With the job market shifting to a more hustle economy, you might not be earning a steady paycheck any more. You might be doing contract or consulting work and who knows you might kill it for 8 months, then the next 2 months your down 60% on your earnings. This isn’t as farfetched as you might think. This happens a lot now. What I am seeing in the news articles I read are people busting their tails for 6 months, doing uber eats, working a full time gig, then maybe one more side hustle and banking a large chunk of change. Only to then slow WAY down to recover for 3-4 months, rinse and repeat.
The job market in the U.S. has changed a lot in the 35 years since I started at burger king in the mid 80’s. So one of the approaches I take with family members I advise financially is treat the working part of your life as a business. We set up a balance sheet, expenses etc. We build an emergency fund of 6 months of expenses (if there isn’t a whole lot of debt) and then work on the Cash Flow Buffer. There it is again, lets define it. A Cash Flow Buffer is the number of days you could continue to pay your bills out of your regular bill paying account if income were to stop.

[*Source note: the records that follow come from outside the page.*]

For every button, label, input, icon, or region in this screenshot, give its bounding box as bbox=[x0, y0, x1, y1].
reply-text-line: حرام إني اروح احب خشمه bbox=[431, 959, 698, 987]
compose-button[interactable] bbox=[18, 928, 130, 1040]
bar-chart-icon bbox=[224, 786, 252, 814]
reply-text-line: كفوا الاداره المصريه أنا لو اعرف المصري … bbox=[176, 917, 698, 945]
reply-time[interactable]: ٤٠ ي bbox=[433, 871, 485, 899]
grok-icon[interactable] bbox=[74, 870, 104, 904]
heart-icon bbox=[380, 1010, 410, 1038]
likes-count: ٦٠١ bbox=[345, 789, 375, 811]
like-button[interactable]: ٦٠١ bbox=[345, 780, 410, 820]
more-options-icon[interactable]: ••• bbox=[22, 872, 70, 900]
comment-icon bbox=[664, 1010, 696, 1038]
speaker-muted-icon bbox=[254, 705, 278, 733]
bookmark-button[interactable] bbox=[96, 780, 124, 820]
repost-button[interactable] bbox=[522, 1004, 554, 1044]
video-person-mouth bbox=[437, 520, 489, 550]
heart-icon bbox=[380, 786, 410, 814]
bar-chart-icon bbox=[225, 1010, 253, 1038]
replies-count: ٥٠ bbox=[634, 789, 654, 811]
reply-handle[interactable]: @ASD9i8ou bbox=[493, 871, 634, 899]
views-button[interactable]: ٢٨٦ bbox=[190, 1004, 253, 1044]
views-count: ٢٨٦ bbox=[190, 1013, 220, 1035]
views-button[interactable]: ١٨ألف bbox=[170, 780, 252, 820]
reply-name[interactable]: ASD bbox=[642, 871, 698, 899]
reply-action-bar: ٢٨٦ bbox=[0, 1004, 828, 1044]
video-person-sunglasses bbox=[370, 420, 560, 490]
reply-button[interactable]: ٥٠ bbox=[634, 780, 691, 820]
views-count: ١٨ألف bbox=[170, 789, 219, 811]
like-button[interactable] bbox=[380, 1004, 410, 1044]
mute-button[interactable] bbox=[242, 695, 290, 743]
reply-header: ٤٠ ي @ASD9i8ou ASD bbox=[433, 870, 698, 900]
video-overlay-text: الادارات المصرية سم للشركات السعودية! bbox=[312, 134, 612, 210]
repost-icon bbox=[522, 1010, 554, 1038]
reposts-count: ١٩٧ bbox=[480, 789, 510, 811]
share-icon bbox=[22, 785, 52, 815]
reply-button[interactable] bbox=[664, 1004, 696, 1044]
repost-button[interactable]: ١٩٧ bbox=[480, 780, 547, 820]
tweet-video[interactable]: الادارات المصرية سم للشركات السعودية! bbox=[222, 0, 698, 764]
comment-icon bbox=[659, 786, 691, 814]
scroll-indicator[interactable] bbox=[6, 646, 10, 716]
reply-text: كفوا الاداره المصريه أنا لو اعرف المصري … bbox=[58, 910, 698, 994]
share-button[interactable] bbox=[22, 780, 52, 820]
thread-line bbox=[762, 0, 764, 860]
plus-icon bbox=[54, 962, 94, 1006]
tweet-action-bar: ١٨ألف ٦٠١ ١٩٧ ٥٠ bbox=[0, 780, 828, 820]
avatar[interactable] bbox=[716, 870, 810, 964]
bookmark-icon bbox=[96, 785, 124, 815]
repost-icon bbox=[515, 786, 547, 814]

Again this isn’t an emergency fund! So you have 5K in your checking account, you lose all your jobs you have no money coming in. You spend 3500 a month for expenses this would mean you have a cash flow buffer of 45 days. So many would assume you would then begin to tap your emergency fund, and that would be correct. AT THE END OF THE 45 DAYS. You see the buffer is meant to create space for you so you can replace income.
That 5K will keep you afloat for 45 days that’s your real window until you have a real emergency on your hands. The buffer assumes you are not replacing your income. Businesses use this tool a lot, particularly seasonal businesses who do a large % of their sales at a specific point of the year. For you in the new gig economy this might be useful for you to gauge as you navigate the new normal for working.
So how you do it is, look at your monthly spend. Take out all the non-essentials and come up with a number. (rent, electricity, food, water). If you lost all your income today how long could you pay for things without tapping your emergency fund? You see the concepts here are more for discipline purposes. The last thing we want to do is hit the emergency fund because if we tap into that, we know that things are really bad, it’s for emergencies.
Think about your personal cash flow buffer. I keep about an extra month of bills in my checking account so my buffer is 30 days which is light. I am confident that I would be able to replace my income (or a good chunk of it) before 30 days. Ideally you have a 30-60-day buffer here that you would use BEFORE the emergency fund.
I know it’s confusing, but if you start treating your financial situation as your own personal business and economy you might find that these things make sense.